Recovery of Left Ventricular Systolic Function After Biventricular Resynchronization Pacing in a Child With Repaired Tetralogy of Fallot and Severe Biventricular Dysfunction
A 5-year-old child had undergone surgical repair of a ventricular septal defect and pulmonary stenosis at the age of 4 months. The repair required a total of 3 episodes of cardiopulmonary bypass and was complicated by complete atrioventricular block. Subsequently, a permanent dual-chamber pacemaker was implanted, with epicardial leads on the right atrium and the right ventricular outflow tract. Late postoperative complications included atrial ectopic tachycardia, controlled with amiodarone, and progressive left ventricular systolic dysfunction, treated with increasing doses of digoxin, captopril, furosemide, and hydrochlorothiazide-spironolactone.
The patient was referred to our center for ongoing management and consideration for heart transplantation. Medical therapy was optimized, including the addition of carvedilol, but by 5 years of age, the patient was severely symptomatic (New York Heart Association class III). His echocardiogram demonstrated severely impaired left ventricular systolic function (ejection fraction, 24%) with evidence of a thinned and dyskinetic interventricular septum (Figure, A and B; Movie I and Movie II in the online Data Supplement).
The patient underwent diagnostic cardiac catheterization with assessment of the physiological response to multiple pacing sites. Because of the patient’s small size and anatomy, coronary sinus pacing could not be achieved. There was a quantitative improvement in both cardiac index (by direct Fick) and left ventricular performance (dP/dt by micromanometer), optimally with right ventricular apical stimulation. In view of demonstrable interventricular dyssynchrony, the pacing system was revised to an atrial-biventricular system (Insync III, Medtronic Inc, Minneapolis, Minn), with new epicardial leads in the right atrium, right ventricular apex, and left ventricular free wall. Optimization of atrioventricular and interventricular delays (atrioventricular, 110 ms; right ventricular–left ventricular, 48 ms) was achieved by simultaneous transmitral velocity time integral and tissue Doppler analysis in the immediate postoperative period, which confirmed the benefit of biventricular pacing over right ventricular apical pacing alone.

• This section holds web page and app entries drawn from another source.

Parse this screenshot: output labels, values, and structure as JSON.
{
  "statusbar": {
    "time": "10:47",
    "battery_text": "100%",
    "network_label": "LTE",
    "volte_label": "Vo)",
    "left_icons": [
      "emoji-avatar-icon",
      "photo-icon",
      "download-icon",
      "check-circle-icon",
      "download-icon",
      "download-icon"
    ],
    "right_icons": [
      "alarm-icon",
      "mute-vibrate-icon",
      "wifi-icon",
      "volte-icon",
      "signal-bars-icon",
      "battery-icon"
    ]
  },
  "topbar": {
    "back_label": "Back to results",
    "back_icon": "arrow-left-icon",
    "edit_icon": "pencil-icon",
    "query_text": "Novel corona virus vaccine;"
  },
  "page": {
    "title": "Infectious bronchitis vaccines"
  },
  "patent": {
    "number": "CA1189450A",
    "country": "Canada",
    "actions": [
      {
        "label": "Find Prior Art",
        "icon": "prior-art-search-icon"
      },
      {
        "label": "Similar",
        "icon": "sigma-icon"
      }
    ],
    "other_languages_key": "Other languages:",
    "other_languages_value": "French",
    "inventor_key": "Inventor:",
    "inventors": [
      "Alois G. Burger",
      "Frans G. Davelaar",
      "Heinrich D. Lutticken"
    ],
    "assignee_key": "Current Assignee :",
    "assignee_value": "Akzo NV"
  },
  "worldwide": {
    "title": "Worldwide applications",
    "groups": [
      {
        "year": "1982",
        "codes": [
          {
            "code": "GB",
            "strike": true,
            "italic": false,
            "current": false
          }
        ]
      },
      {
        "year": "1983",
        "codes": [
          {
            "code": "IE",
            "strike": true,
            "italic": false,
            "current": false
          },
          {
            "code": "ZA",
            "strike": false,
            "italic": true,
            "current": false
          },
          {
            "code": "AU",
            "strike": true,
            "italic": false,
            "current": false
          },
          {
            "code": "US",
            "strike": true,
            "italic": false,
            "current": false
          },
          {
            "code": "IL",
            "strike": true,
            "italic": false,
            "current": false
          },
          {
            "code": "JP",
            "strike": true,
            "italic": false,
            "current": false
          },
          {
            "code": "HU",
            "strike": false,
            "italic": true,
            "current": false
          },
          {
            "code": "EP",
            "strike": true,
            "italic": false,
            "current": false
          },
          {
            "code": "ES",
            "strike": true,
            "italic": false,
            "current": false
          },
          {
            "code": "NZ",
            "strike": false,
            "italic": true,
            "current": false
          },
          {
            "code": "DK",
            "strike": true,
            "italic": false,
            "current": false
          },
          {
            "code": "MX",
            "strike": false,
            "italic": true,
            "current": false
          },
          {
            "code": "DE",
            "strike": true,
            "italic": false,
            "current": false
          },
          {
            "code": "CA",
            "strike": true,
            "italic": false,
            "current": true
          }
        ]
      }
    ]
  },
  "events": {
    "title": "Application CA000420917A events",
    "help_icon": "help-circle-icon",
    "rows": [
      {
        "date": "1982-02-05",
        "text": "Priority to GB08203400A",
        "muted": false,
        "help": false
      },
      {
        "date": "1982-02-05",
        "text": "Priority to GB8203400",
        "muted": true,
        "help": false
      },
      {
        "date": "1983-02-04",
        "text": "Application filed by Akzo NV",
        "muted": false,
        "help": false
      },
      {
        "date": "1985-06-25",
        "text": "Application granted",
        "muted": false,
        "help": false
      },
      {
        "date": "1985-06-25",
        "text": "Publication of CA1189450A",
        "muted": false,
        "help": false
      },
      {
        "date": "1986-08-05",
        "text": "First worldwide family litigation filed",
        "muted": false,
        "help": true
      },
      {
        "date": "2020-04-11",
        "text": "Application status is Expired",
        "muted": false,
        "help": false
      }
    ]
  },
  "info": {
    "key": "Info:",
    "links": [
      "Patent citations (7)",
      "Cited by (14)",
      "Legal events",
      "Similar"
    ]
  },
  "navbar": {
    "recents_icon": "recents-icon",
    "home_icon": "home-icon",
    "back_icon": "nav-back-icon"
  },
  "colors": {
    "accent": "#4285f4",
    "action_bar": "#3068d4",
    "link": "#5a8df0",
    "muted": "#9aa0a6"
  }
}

At follow-up 4 months after resynchronization, the patient’s symptoms had improved significantly (New York Heart Association class I). Repeat echocardiography demonstrated increased left ventricular systolic function (ejection fraction, 60%) with marked improvement of interventricular septal motion and thickening (Figure, C and D; Movie III and Movie IV).
Although there are widespread reports of the effectiveness of biventricular pacing in adults with acquired left ventricular dysfunction, there is little published experience as to the utility of this pacing modality in children with congenital heart disease. Tetralogy of Fallot may be complicated by significant biventricular dysfunction1 that, when present, is associated with an increased risk of sudden death.2 This patient demonstrated dramatic symptomatic and physiological improvement, which suggests that this technique may be of benefit in carefully selected patients.